When he's hired for a film, Yen says, "you're not just getting an actor; you are getting a choreographer, a director." He likens his input to his characters to that of Michael Jackson performing, singing, dancing, choreographing, and directing a film or video of his own work. Luckily, Rogue One director Gareth Edwards agreed with all that, and gave Yen the freedom to help create Chirrut Îmwe. It's a common narrative with Edwards, praised by those he works with as a "story first" and "character first" director, more concerned about actors finding their own truth than picking every moment for them.

"It was my idea to make him blind!" Yen revealed of Îmwe. He also said he's excited to have LEGO and other toy versions of himself, saying, "I think I might give them out as gifts."

Yen, like the others in the film, will keep his character's fate and details shrouded in mystery until the movie hits theaters, but did say he picks movies that he's "passionate about and challenge" him, and he thinks "mainly about the character."

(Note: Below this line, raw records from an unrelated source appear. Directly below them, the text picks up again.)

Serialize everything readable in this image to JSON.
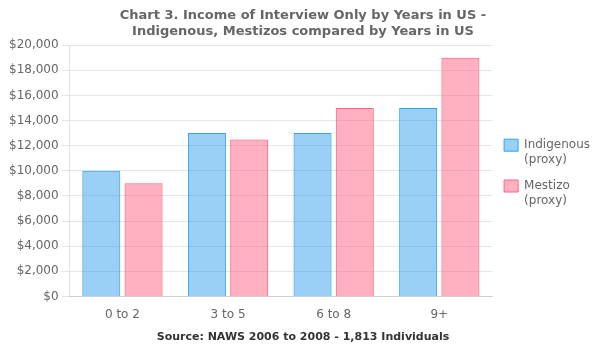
{
  "chart_data": {
    "type": "bar",
    "title": [
      "Chart 3. Income of Interview Only by Years in US -",
      "Indigenous, Mestizos compared by Years in US"
    ],
    "annotations": [
      "Source: NAWS 2006 to 2008 - 1,813 Individuals"
    ],
    "categories": [
      "0 to 2",
      "3 to 5",
      "6 to 8",
      "9+"
    ],
    "series": [
      {
        "name": "Indigenous\n(proxy)",
        "values": [
          10000,
          13000,
          13000,
          15000
        ]
      },
      {
        "name": "Mestizo\n(proxy)",
        "values": [
          9000,
          12500,
          15000,
          19000
        ]
      }
    ],
    "ylim": [
      0,
      20000
    ],
    "yticks": [
      {
        "value": 0,
        "label": "$0"
      },
      {
        "value": 2000,
        "label": "$2,000"
      },
      {
        "value": 4000,
        "label": "$4,000"
      },
      {
        "value": 6000,
        "label": "$6,000"
      },
      {
        "value": 8000,
        "label": "$8,000"
      },
      {
        "value": 10000,
        "label": "$10,000"
      },
      {
        "value": 12000,
        "label": "$12,000"
      },
      {
        "value": 14000,
        "label": "$14,000"
      },
      {
        "value": 16000,
        "label": "$16,000"
      },
      {
        "value": 18000,
        "label": "$18,000"
      },
      {
        "value": 20000,
        "label": "$20,000"
      }
    ],
    "grid": true,
    "legend": "right"
  }
}
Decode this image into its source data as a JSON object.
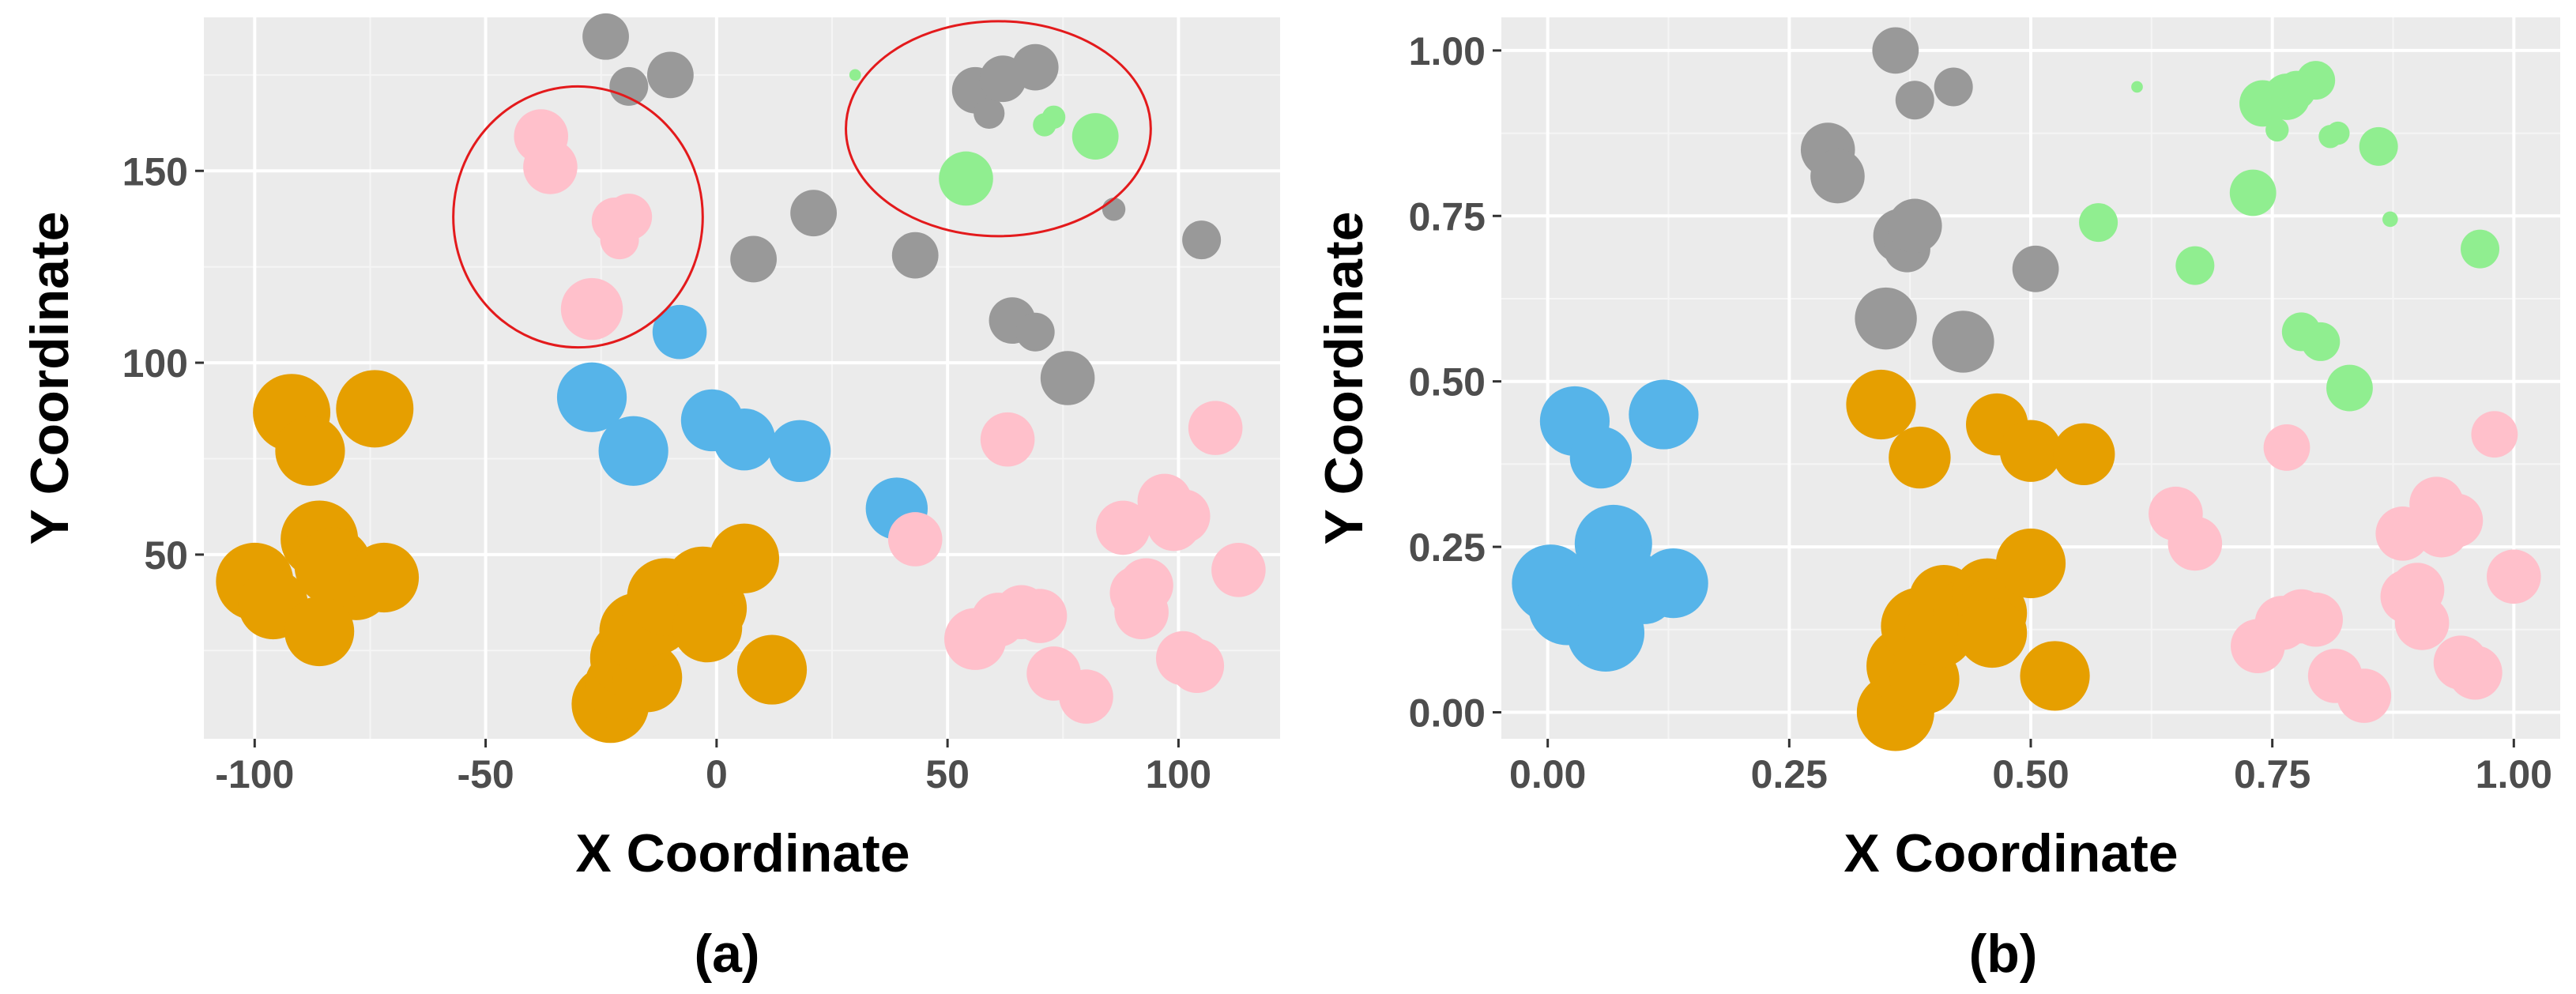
{
  "colors": {
    "panel_bg": "#EBEBEB",
    "grid_major": "#FFFFFF",
    "tick_text": "#4D4D4D",
    "highlight_ellipse": "#E31A1C"
  },
  "chart_data": [
    {
      "type": "scatter",
      "panel_label": "(a)",
      "xlabel": "X Coordinate",
      "ylabel": "Y Coordinate",
      "xlim": [
        -111,
        122
      ],
      "ylim": [
        2,
        190
      ],
      "xticks": [
        -100,
        -50,
        0,
        50,
        100
      ],
      "xtick_labels": [
        "-100",
        "-50",
        "0",
        "50",
        "100"
      ],
      "yticks": [
        50,
        100,
        150
      ],
      "ytick_labels": [
        "50",
        "100",
        "150"
      ],
      "grid": true,
      "series": [
        {
          "name": "orange",
          "color": "#E69F00",
          "points": [
            [
              -92,
              87,
              10
            ],
            [
              -88,
              77,
              9
            ],
            [
              -74,
              88,
              10
            ],
            [
              -86,
              54,
              10
            ],
            [
              -83,
              47,
              10
            ],
            [
              -78,
              42,
              9
            ],
            [
              -72,
              44,
              9
            ],
            [
              -100,
              43,
              10
            ],
            [
              -96,
              37,
              9
            ],
            [
              -86,
              30,
              9
            ],
            [
              -23,
              11,
              10
            ],
            [
              -21,
              16,
              9
            ],
            [
              -19,
              23,
              10
            ],
            [
              -15,
              18,
              9
            ],
            [
              -17,
              30,
              10
            ],
            [
              -13,
              33,
              9
            ],
            [
              -11,
              39,
              10
            ],
            [
              -3,
              42,
              10
            ],
            [
              -1,
              36,
              9
            ],
            [
              -2,
              31,
              9
            ],
            [
              6,
              49,
              9
            ],
            [
              12,
              20,
              9
            ]
          ]
        },
        {
          "name": "blue",
          "color": "#56B4E9",
          "points": [
            [
              -27,
              91,
              9
            ],
            [
              -18,
              77,
              9
            ],
            [
              -8,
              108,
              7
            ],
            [
              -1,
              85,
              8
            ],
            [
              6,
              80,
              8
            ],
            [
              18,
              77,
              8
            ],
            [
              39,
              62,
              8
            ]
          ]
        },
        {
          "name": "gray",
          "color": "#999999",
          "points": [
            [
              -24,
              185,
              6
            ],
            [
              -19,
              172,
              5
            ],
            [
              -10,
              175,
              6
            ],
            [
              8,
              127,
              6
            ],
            [
              21,
              139,
              6
            ],
            [
              43,
              128,
              6
            ],
            [
              56,
              171,
              6
            ],
            [
              59,
              165,
              4
            ],
            [
              62,
              174,
              6
            ],
            [
              69,
              177,
              6
            ],
            [
              64,
              111,
              6
            ],
            [
              69,
              108,
              5
            ],
            [
              76,
              96,
              7
            ],
            [
              86,
              140,
              3
            ],
            [
              105,
              132,
              5
            ]
          ]
        },
        {
          "name": "green",
          "color": "#90EE90",
          "points": [
            [
              30,
              175,
              1.5
            ],
            [
              54,
              148,
              7
            ],
            [
              71,
              162,
              3
            ],
            [
              73,
              164,
              3
            ],
            [
              82,
              159,
              6
            ]
          ]
        },
        {
          "name": "pink",
          "color": "#FFC0CB",
          "points": [
            [
              -38,
              159,
              7
            ],
            [
              -36,
              151,
              7
            ],
            [
              -22,
              137,
              6
            ],
            [
              -19,
              138,
              6
            ],
            [
              -21,
              132,
              5
            ],
            [
              -27,
              114,
              8
            ],
            [
              43,
              54,
              7
            ],
            [
              63,
              80,
              7
            ],
            [
              56,
              28,
              8
            ],
            [
              61,
              33,
              7
            ],
            [
              66,
              35,
              7
            ],
            [
              70,
              34,
              7
            ],
            [
              73,
              19,
              7
            ],
            [
              80,
              13,
              7
            ],
            [
              88,
              57,
              7
            ],
            [
              91,
              40,
              7
            ],
            [
              93,
              42,
              7
            ],
            [
              92,
              35,
              7
            ],
            [
              97,
              64,
              7
            ],
            [
              99,
              58,
              7
            ],
            [
              101,
              60,
              7
            ],
            [
              101,
              23,
              7
            ],
            [
              104,
              21,
              7
            ],
            [
              108,
              83,
              7
            ],
            [
              113,
              46,
              7
            ]
          ]
        }
      ],
      "annotations": [
        {
          "shape": "ellipse",
          "center": [
            -30,
            138
          ],
          "radius": [
            27,
            34
          ],
          "color": "#E31A1C"
        },
        {
          "shape": "ellipse",
          "center": [
            61,
            161
          ],
          "radius": [
            33,
            28
          ],
          "color": "#E31A1C"
        }
      ]
    },
    {
      "type": "scatter",
      "panel_label": "(b)",
      "xlabel": "X Coordinate",
      "ylabel": "Y Coordinate",
      "xlim": [
        -0.048,
        1.048
      ],
      "ylim": [
        -0.04,
        1.05
      ],
      "xticks": [
        0,
        0.25,
        0.5,
        0.75,
        1
      ],
      "xtick_labels": [
        "0.00",
        "0.25",
        "0.50",
        "0.75",
        "1.00"
      ],
      "yticks": [
        0,
        0.25,
        0.5,
        0.75,
        1
      ],
      "ytick_labels": [
        "0.00",
        "0.25",
        "0.50",
        "0.75",
        "1.00"
      ],
      "grid": true,
      "series": [
        {
          "name": "blue",
          "color": "#56B4E9",
          "points": [
            [
              0.003,
              0.195,
              10
            ],
            [
              0.02,
              0.16,
              10
            ],
            [
              0.028,
              0.44,
              9
            ],
            [
              0.045,
              0.195,
              8
            ],
            [
              0.055,
              0.385,
              8
            ],
            [
              0.06,
              0.12,
              10
            ],
            [
              0.068,
              0.255,
              10
            ],
            [
              0.075,
              0.21,
              9
            ],
            [
              0.1,
              0.18,
              8
            ],
            [
              0.12,
              0.45,
              9
            ],
            [
              0.13,
              0.195,
              9
            ]
          ]
        },
        {
          "name": "orange",
          "color": "#E69F00",
          "points": [
            [
              0.345,
              0.465,
              9
            ],
            [
              0.36,
              0.0,
              10
            ],
            [
              0.37,
              0.07,
              10
            ],
            [
              0.385,
              0.385,
              8
            ],
            [
              0.39,
              0.05,
              9
            ],
            [
              0.385,
              0.13,
              10
            ],
            [
              0.405,
              0.12,
              9
            ],
            [
              0.41,
              0.17,
              9
            ],
            [
              0.435,
              0.15,
              9
            ],
            [
              0.455,
              0.18,
              9
            ],
            [
              0.46,
              0.15,
              9
            ],
            [
              0.46,
              0.12,
              9
            ],
            [
              0.465,
              0.435,
              8
            ],
            [
              0.5,
              0.395,
              8
            ],
            [
              0.5,
              0.225,
              9
            ],
            [
              0.525,
              0.055,
              9
            ],
            [
              0.555,
              0.39,
              8
            ]
          ]
        },
        {
          "name": "gray",
          "color": "#999999",
          "points": [
            [
              0.29,
              0.85,
              7
            ],
            [
              0.3,
              0.81,
              7
            ],
            [
              0.36,
              1.0,
              6
            ],
            [
              0.35,
              0.595,
              8
            ],
            [
              0.365,
              0.72,
              7
            ],
            [
              0.372,
              0.7,
              6
            ],
            [
              0.38,
              0.735,
              7
            ],
            [
              0.38,
              0.925,
              5
            ],
            [
              0.42,
              0.945,
              5
            ],
            [
              0.43,
              0.56,
              8
            ],
            [
              0.505,
              0.67,
              6
            ]
          ]
        },
        {
          "name": "green",
          "color": "#90EE90",
          "points": [
            [
              0.61,
              0.945,
              1.5
            ],
            [
              0.57,
              0.74,
              5
            ],
            [
              0.67,
              0.675,
              5
            ],
            [
              0.73,
              0.785,
              6
            ],
            [
              0.74,
              0.92,
              6
            ],
            [
              0.755,
              0.88,
              3
            ],
            [
              0.765,
              0.93,
              6
            ],
            [
              0.775,
              0.94,
              5
            ],
            [
              0.78,
              0.575,
              5
            ],
            [
              0.795,
              0.955,
              5
            ],
            [
              0.8,
              0.56,
              5
            ],
            [
              0.81,
              0.87,
              3
            ],
            [
              0.818,
              0.875,
              3
            ],
            [
              0.83,
              0.49,
              6
            ],
            [
              0.86,
              0.855,
              5
            ],
            [
              0.872,
              0.745,
              2
            ],
            [
              0.965,
              0.7,
              5
            ]
          ]
        },
        {
          "name": "pink",
          "color": "#FFC0CB",
          "points": [
            [
              0.65,
              0.3,
              7
            ],
            [
              0.67,
              0.255,
              7
            ],
            [
              0.735,
              0.1,
              7
            ],
            [
              0.76,
              0.135,
              7
            ],
            [
              0.765,
              0.4,
              6
            ],
            [
              0.78,
              0.145,
              7
            ],
            [
              0.795,
              0.14,
              7
            ],
            [
              0.815,
              0.055,
              7
            ],
            [
              0.845,
              0.025,
              7
            ],
            [
              0.885,
              0.27,
              7
            ],
            [
              0.89,
              0.175,
              7
            ],
            [
              0.9,
              0.185,
              7
            ],
            [
              0.905,
              0.135,
              7
            ],
            [
              0.92,
              0.315,
              7
            ],
            [
              0.925,
              0.275,
              7
            ],
            [
              0.94,
              0.29,
              7
            ],
            [
              0.945,
              0.075,
              7
            ],
            [
              0.96,
              0.06,
              7
            ],
            [
              0.98,
              0.42,
              6
            ],
            [
              1.0,
              0.205,
              7
            ]
          ]
        }
      ],
      "annotations": []
    }
  ]
}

Rogue One: A Star Wars Story hits US theaters December 16, 2016. Directed by Gareth Edwards, it's the first of the new standalone features from Lucasfilm and Disney, which take place outside the core "Skywalker Saga" of films noted by an Episode number. Rogue One tells the story of the small band of rebels, led by Jyn Erso (Felicity Jones) that were tasked with stealing the plans to the first Death Star. The story spins directly off the opening crawl from the original Star Wars: Episode IV - A New Hope. In that crawl, it read: "Rebel spaceships, striking from a hidden base, have won their first victory against the evil Galactic Empire. During the battle, Rebel spies managed to steal secret plans to the Empire's ultimate weapon, the DEATH STAR, an armored space station with enough power to destroy an entire planet."